Strange, because for me, the stark contrast between the 90s and 2000s is unmistakeable. After the dot bomb and 9/11, the political climate in America went dark and that's also something that's never recovered.
America decided to double down on neoliberalism with the war on terror, so we've had endless bizarre legislation like the DMCA and PATRIOT act coinciding with our exploitation of developing countries and fear of the other. But we've only had a handful of the really important innovations like blue LEDs, lithium iron phosphate batteries, and enough Moore's Law to miniaturize computers into smart phones.
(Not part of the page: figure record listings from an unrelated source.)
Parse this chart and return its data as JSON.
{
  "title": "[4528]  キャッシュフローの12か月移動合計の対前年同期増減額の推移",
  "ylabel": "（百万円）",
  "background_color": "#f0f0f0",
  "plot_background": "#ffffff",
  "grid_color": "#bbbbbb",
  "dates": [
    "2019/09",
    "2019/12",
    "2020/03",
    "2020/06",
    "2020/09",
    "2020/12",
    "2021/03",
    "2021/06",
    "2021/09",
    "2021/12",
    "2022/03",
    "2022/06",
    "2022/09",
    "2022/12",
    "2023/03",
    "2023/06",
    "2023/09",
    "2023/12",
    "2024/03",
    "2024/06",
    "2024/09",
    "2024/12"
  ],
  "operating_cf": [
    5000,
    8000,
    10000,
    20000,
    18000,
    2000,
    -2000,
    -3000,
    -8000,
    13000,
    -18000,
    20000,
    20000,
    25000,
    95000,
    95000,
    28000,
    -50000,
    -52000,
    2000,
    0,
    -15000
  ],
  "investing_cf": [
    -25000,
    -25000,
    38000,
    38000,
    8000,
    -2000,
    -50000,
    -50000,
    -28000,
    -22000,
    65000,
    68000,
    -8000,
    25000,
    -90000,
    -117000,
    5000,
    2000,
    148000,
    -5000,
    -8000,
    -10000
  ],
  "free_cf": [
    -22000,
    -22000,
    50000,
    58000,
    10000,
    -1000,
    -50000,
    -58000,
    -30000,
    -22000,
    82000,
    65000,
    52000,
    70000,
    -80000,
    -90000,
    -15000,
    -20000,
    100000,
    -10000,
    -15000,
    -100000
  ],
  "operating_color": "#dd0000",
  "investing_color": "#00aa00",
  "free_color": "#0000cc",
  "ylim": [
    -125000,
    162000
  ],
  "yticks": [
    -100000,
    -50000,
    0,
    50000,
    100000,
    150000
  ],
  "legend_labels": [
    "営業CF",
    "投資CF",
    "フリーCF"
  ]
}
We needed moonshots for stuff like cheap solar panels and mRNA vaccines a long time ago. We needed pure research that we didn't have. Yes we have these things today, but to me, having to wait around seemingly forever for them when we had the technology for this stuff in the 1980s, that looks like 20-40 years of unnecessary suffering.
For example, academia warned about the dangers of GMO foods and unpredictable side effects like autoimmune disease. Nobody ever listens or cares. Nobody cared when they warned about global warming or leaded gasoline either. But I am hopeful that this prolonged period of anti-intellectualism is finally ending and maybe the people standing in the way of progress are finally retiring. I've largely given up on real innovation from the tech world, so I've got my attention fixed on solarpunk now.